Sir John Gordon MP

Attribution: unknown (Cromarty Firth, Invergordon)

Sir John Gordon, MP

The name of Invergordon can be traced back to Sir William Gordon, father of John, who owned the estate on which the town now stands, then named Inverbreakie.

Sir William, a London banker, purchased the estate around the beginning of the 18th century and laid plans for the building of a town nearby. His political ambitions led to his representing Sutherland during five parliaments between 1708 and 1727 and the county of Cromarty-shire during 1741-42.

Sir John Gordon succeeded to his father’s seat in 1742 and by 1745 was Secretary for Scotland.

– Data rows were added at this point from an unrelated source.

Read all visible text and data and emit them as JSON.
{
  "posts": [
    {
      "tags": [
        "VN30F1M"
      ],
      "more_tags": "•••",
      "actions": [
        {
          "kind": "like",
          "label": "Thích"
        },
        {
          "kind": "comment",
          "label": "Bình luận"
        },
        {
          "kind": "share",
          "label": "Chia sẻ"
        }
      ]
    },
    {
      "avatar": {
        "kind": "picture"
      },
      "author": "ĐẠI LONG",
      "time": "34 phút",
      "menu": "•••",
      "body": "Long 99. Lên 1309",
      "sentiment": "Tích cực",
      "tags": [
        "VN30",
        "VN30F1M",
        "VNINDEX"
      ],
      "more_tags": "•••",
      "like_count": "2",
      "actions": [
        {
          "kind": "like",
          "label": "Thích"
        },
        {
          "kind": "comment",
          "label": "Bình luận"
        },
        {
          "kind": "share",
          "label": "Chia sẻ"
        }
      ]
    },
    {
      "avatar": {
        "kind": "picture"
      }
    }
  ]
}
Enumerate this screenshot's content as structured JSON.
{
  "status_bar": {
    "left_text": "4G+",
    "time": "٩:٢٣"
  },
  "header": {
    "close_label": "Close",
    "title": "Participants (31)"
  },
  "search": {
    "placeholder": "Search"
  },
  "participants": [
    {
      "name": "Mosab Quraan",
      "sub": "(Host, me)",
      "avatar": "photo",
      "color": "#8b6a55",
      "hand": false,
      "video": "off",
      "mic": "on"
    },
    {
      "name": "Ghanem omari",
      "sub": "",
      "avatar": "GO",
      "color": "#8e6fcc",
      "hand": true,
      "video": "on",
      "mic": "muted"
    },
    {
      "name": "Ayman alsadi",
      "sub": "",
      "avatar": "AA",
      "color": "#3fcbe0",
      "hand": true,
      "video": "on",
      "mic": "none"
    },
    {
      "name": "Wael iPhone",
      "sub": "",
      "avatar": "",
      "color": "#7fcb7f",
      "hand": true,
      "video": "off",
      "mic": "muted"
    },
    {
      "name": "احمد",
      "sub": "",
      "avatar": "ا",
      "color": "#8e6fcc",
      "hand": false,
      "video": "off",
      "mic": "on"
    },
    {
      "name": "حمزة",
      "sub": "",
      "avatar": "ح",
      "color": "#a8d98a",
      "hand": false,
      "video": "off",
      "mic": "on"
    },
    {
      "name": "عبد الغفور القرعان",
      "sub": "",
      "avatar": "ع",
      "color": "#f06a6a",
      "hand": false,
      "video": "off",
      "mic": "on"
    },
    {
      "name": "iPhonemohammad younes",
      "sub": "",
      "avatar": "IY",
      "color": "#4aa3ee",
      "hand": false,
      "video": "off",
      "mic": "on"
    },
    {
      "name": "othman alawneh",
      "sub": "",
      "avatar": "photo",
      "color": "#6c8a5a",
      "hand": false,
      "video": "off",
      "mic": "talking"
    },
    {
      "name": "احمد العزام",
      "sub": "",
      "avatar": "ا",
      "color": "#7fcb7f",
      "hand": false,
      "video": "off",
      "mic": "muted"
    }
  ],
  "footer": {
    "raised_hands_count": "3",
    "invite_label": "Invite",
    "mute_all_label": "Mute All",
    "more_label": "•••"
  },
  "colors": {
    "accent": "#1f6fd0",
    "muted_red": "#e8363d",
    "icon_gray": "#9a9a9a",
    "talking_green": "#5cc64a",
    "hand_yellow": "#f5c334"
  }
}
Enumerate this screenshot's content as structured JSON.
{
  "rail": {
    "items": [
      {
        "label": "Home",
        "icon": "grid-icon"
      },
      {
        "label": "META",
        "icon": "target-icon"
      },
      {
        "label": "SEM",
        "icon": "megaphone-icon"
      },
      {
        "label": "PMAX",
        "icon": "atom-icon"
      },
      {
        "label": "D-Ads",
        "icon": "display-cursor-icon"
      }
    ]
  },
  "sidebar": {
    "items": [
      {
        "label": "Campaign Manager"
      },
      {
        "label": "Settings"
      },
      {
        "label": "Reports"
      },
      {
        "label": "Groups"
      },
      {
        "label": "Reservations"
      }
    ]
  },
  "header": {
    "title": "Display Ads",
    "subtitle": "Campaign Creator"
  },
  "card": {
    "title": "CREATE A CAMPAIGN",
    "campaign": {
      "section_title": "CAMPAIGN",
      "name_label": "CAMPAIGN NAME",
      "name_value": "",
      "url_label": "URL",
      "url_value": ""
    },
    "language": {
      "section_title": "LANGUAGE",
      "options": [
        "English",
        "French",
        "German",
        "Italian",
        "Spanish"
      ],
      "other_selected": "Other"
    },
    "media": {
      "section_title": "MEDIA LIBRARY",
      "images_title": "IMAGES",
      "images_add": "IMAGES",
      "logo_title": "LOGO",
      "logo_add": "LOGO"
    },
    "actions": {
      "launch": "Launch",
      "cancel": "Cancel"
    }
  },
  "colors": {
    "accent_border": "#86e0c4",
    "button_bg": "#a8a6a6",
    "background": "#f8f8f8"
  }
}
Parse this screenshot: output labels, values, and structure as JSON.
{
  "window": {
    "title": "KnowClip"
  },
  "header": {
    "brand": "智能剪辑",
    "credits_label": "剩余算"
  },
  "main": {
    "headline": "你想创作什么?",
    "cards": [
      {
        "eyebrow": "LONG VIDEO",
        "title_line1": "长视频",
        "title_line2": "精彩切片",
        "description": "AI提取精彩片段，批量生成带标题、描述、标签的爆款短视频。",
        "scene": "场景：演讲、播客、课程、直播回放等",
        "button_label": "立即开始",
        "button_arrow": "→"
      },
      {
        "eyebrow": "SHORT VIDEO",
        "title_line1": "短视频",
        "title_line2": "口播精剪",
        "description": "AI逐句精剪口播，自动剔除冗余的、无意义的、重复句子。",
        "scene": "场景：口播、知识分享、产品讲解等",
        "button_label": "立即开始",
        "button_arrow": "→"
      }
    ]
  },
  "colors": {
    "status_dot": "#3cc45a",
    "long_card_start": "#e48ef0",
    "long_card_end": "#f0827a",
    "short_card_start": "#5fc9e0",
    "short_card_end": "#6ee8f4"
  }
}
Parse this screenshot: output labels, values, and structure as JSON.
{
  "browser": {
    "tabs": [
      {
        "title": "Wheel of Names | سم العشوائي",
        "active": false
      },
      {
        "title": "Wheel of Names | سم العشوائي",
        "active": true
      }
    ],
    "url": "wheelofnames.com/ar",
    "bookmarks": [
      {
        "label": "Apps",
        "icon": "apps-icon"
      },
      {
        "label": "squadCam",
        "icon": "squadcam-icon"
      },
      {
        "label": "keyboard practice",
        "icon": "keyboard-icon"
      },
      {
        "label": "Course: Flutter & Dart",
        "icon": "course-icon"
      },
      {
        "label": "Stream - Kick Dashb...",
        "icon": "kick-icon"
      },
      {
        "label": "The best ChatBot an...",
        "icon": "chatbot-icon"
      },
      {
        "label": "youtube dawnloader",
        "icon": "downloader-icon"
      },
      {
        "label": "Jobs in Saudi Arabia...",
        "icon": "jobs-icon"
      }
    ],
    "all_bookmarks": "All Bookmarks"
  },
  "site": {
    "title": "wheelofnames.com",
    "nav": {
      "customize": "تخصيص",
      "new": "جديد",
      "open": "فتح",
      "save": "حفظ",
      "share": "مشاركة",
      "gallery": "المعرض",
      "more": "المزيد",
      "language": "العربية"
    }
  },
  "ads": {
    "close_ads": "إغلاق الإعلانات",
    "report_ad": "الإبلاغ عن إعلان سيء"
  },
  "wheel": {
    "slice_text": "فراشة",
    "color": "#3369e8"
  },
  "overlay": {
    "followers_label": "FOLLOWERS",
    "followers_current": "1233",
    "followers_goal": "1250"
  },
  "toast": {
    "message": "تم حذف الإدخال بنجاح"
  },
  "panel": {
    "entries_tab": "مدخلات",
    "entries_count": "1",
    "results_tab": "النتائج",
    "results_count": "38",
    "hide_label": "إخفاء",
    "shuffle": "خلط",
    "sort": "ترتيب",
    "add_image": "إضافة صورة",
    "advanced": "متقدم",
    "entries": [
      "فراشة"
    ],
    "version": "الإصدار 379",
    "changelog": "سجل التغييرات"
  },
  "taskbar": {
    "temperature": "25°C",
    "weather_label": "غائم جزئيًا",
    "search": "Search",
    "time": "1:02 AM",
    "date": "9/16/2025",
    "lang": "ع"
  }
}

The bust of Sir John Gordon, created by French artist Edmé Bouchardon in 1728 when he studied in Rome, waw gifted to Invergordon in the 1920s when Invergordon Castle was sold. It had been fortunate to survive a serious fire in the castle in the 1820s.

The story now moves to the research of Charles Pearson, a retired teacher from Delny who passed away in 2015. At some time in the 1990s, and at a craft fair in Invergordon, Mr Pearson noticed the bust propping against a wall at the back of the room and recognised its potential value and importance. As a result of his investigation, which included attempts to identify the bust through contact with the Ashmolean Museum in Oxford, the Louvre in Paris and the Scottish National Portrait Gallery, his efforts were rewarded when the bust was retrieved in 1998 from storage in Balintore, and valued by Sotheby’s at £1.4 million.

Transferred to the care of Highland Council, it was not possible for the bust to be on display locally due to the high cost of insurance. However, in 1916, the Louvre in Paris was loaned the bust as part of its tribute to Bouchardon, entitled A Sublime Idea of Beauty. At the end of its time in the gallery it was due to move to the J Paul Getty Museum in Los Angeles prior to being returned (presumably) to Scotland.

It would be an appropriate tribute to Mr Pearson’s research if the bust of Sir John Gordon could be retrieved from its present anonymous home and be gifted to the National Museum of Scotland to go on public view, as was his desire.

Bust of Sir John Gordon by Esme Bouchardon

Attribution: Photo courtesy of The Ross-shire Journal.